The good news is that this one is different. We now have an unparalleled supply of astonishingly efficacious vaccines being administered at an incredible clip. If we act quickly, this surge could be merely a blip for the United States. But if we move too slowly, more people will become infected by this terrible new variant, which is acutely dangerous to those who are not yet vaccinated.

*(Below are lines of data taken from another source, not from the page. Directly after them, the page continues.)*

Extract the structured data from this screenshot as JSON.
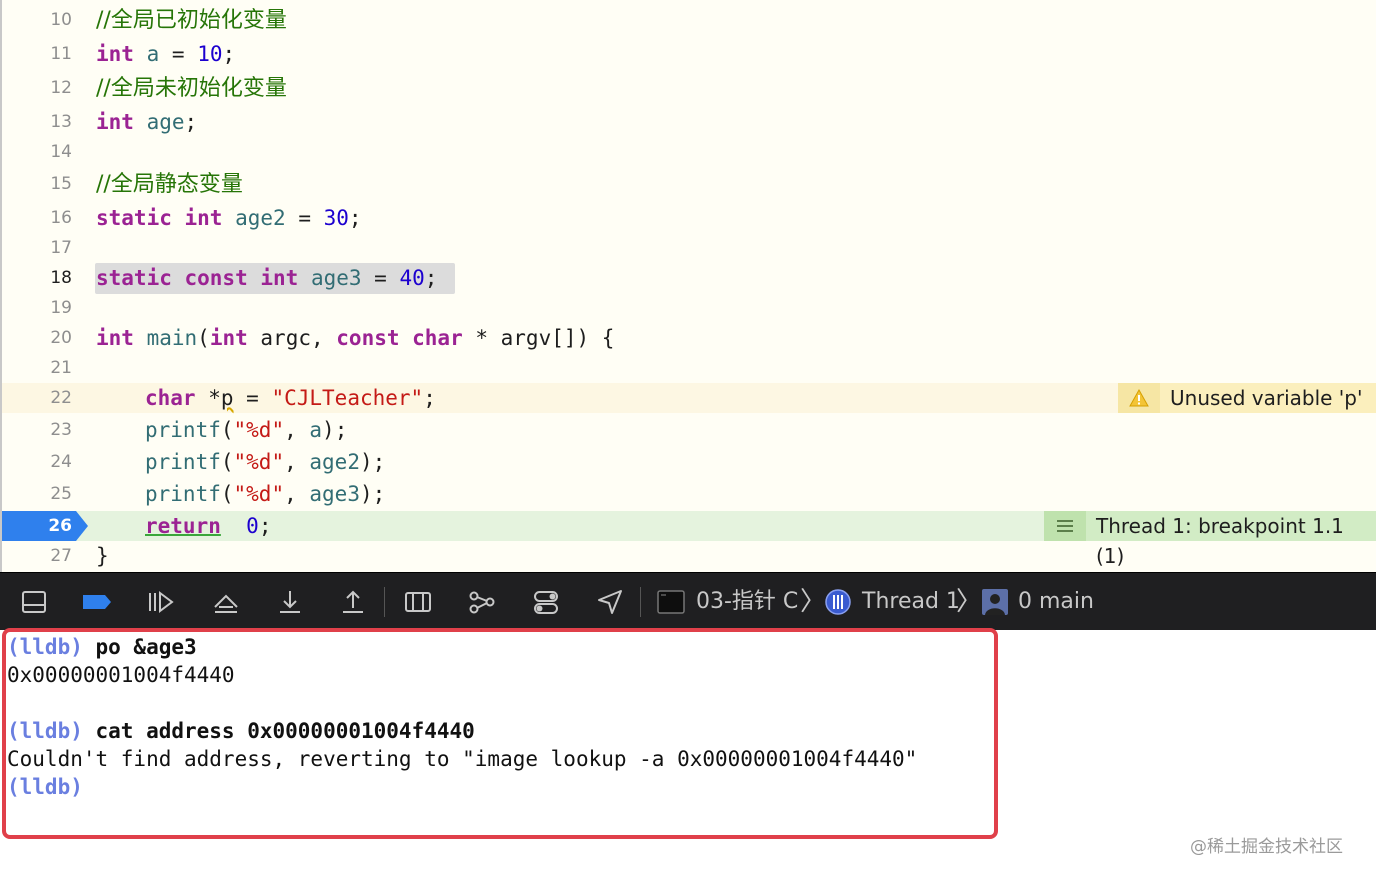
{
  "editor": {
    "lines": [
      {
        "n": "10",
        "comment": "//全局已初始化变量"
      },
      {
        "n": "11",
        "kw": "int",
        "name": "a",
        "op": " = ",
        "num": "10",
        "end": ";"
      },
      {
        "n": "12",
        "comment": "//全局未初始化变量"
      },
      {
        "n": "13",
        "kw": "int",
        "name": "age",
        "end": ";"
      },
      {
        "n": "14"
      },
      {
        "n": "15",
        "comment": "//全局静态变量"
      },
      {
        "n": "16",
        "kw": "static int",
        "name": "age2",
        "op": " = ",
        "num": "30",
        "end": ";"
      },
      {
        "n": "17"
      },
      {
        "n": "18",
        "kw": "static const int",
        "name": "age3",
        "op": " = ",
        "num": "40",
        "end": ";"
      },
      {
        "n": "19"
      },
      {
        "n": "20",
        "kw1": "int",
        "fn": "main",
        "p1": "(",
        "kw2": "int",
        "p2": " argc, ",
        "kw3": "const char",
        "p3": " * argv[]) {"
      },
      {
        "n": "21"
      },
      {
        "n": "22",
        "kw": "char",
        "p1": " *",
        "var": "p",
        "op": " = ",
        "str": "\"CJLTeacher\"",
        "end": ";"
      },
      {
        "n": "23",
        "fn": "printf",
        "p1": "(",
        "str": "\"%d\"",
        "p2": ", ",
        "arg": "a",
        "end": ");"
      },
      {
        "n": "24",
        "fn": "printf",
        "p1": "(",
        "str": "\"%d\"",
        "p2": ", ",
        "arg": "age2",
        "end": ");"
      },
      {
        "n": "25",
        "fn": "printf",
        "p1": "(",
        "str": "\"%d\"",
        "p2": ", ",
        "arg": "age3",
        "end": ");"
      },
      {
        "n": "26",
        "kw": "return",
        "sp": "  ",
        "num": "0",
        "end": ";"
      },
      {
        "n": "27",
        "text": "}"
      }
    ],
    "warning_annotation": "Unused variable 'p'",
    "breakpoint_annotation": "Thread 1: breakpoint 1.1 (1)"
  },
  "debugbar": {
    "target": "03-指针 C",
    "thread": "Thread 1",
    "frame": "0 main"
  },
  "console": {
    "prompt": "(lldb)",
    "cmd1": " po &age3",
    "out1": "0x00000001004f4440",
    "cmd2": " cat address 0x00000001004f4440",
    "out2": "Couldn't find address, reverting to \"image lookup -a 0x00000001004f4440\""
  },
  "watermark": "@稀土掘金技术社区",
  "colors": {
    "keyword": "#9b2393",
    "number": "#1c00cf",
    "string": "#c41a16",
    "comment": "#267507",
    "breakpoint": "#2f80ed",
    "console_frame": "#e0404a"
  }
}
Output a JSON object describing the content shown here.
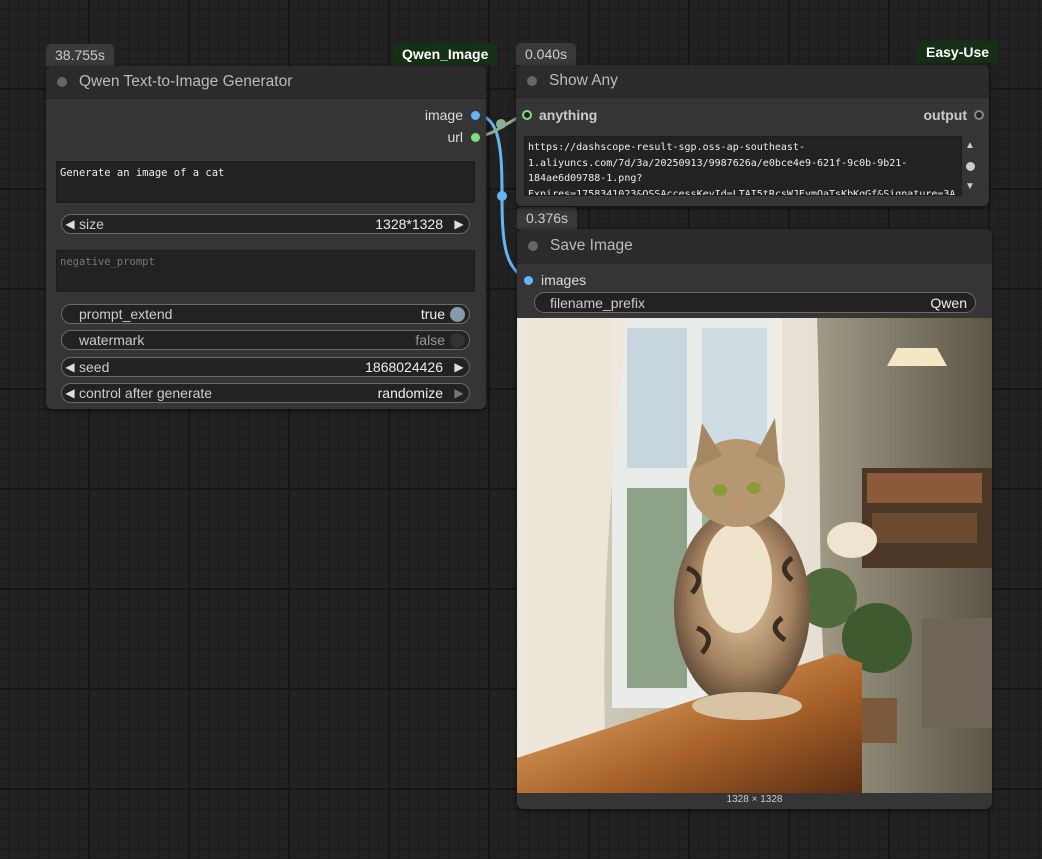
{
  "qwen_node": {
    "time_badge": "38.755s",
    "tag": "Qwen_Image",
    "title": "Qwen Text-to-Image Generator",
    "outputs": [
      "image",
      "url"
    ],
    "prompt": "Generate an image of a cat",
    "size_label": "size",
    "size_value": "1328*1328",
    "negative_prompt_placeholder": "negative_prompt",
    "prompt_extend_label": "prompt_extend",
    "prompt_extend_value": "true",
    "watermark_label": "watermark",
    "watermark_value": "false",
    "seed_label": "seed",
    "seed_value": "1868024426",
    "control_label": "control after generate",
    "control_value": "randomize"
  },
  "show_any_node": {
    "time_badge": "0.040s",
    "tag": "Easy-Use",
    "title": "Show Any",
    "input": "anything",
    "output": "output",
    "text_lines": [
      "https://dashscope-result-sgp.oss-ap-southeast-",
      "1.aliyuncs.com/7d/3a/20250913/9987626a/e0bce4e9-621f-9c0b-9b21-",
      "184ae6d09788-1.png?",
      "Expires=1758341023&OSSAccessKeyId=LTAI5tRcsWJEymQaTsKbKqGf&Signature=3A"
    ]
  },
  "save_node": {
    "time_badge": "0.376s",
    "title": "Save Image",
    "input": "images",
    "filename_label": "filename_prefix",
    "filename_value": "Qwen",
    "image_caption": "1328 × 1328"
  },
  "colors": {
    "image_link": "#64b5f6",
    "url_link": "#8fae8f",
    "tag_bg": "#153015"
  },
  "icons": [
    "left-arrow-icon",
    "right-arrow-icon",
    "toggle-icon",
    "scroll-up-icon",
    "scroll-down-icon"
  ]
}
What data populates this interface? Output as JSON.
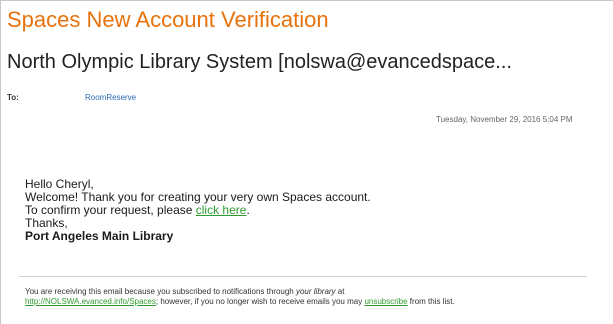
{
  "email": {
    "subject": "Spaces New Account Verification",
    "from": "North Olympic Library System [nolswa@evancedspace...",
    "to_label": "To:",
    "to_value": "RoomReserve",
    "date": "Tuesday, November 29, 2016 5:04 PM"
  },
  "body": {
    "greeting": "Hello Cheryl,",
    "welcome": "Welcome! Thank you for creating your very own Spaces account.",
    "confirm_prefix": "To confirm your request, please ",
    "confirm_link": "click here",
    "confirm_suffix": ".",
    "thanks": "Thanks,",
    "signature": "Port Angeles Main Library"
  },
  "footer": {
    "text_1": "You are receiving this email because you subscribed to notifications through ",
    "text_1_em": "your library",
    "text_1_end": " at",
    "url_link": "http://NOLSWA.evanced.info/Spaces",
    "text_2": "; however, if you no longer wish to receive emails you may ",
    "unsubscribe_link": "unsubscribe",
    "text_3": " from this list."
  },
  "colors": {
    "subject": "#e8720c",
    "link_green": "#2e9b2e",
    "recipient_blue": "#2a6db5"
  }
}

The United States has an advantage that countries such as Canada, France, Germany, and Italy, who are also experiencing surges from this variant, don’t. The Moderna, Pfizer, and Johnson & Johnson vaccines work very well against this variant, and the U.S. has been using them to vaccinate more than 3 million people a day. That’s more than 4 percent of our vaccine-eligible population every three days. An astonishing 73 percent of people over 65, and 36 percent of all eligible adults in the country, have already received at least one dose. More than 50 million people are now considered fully vaccinated, having received either their booster dose or the “one and done” Johnson & Johnson shot. Many states have already opened up vaccination to anyone over 16, and everyone eligible is expected to have a chance to get at least a first dose no later than May.
In addition, the United States has had one of the largest outbreaks in the world. This has caused us immense suffering and loss, but it also means that we are now less vulnerable to future waves. So far, 30 million people in the United States have had a confirmed SARS-CoV-2 infection, although the real (unmeasured) number is perhaps as high as 100 million.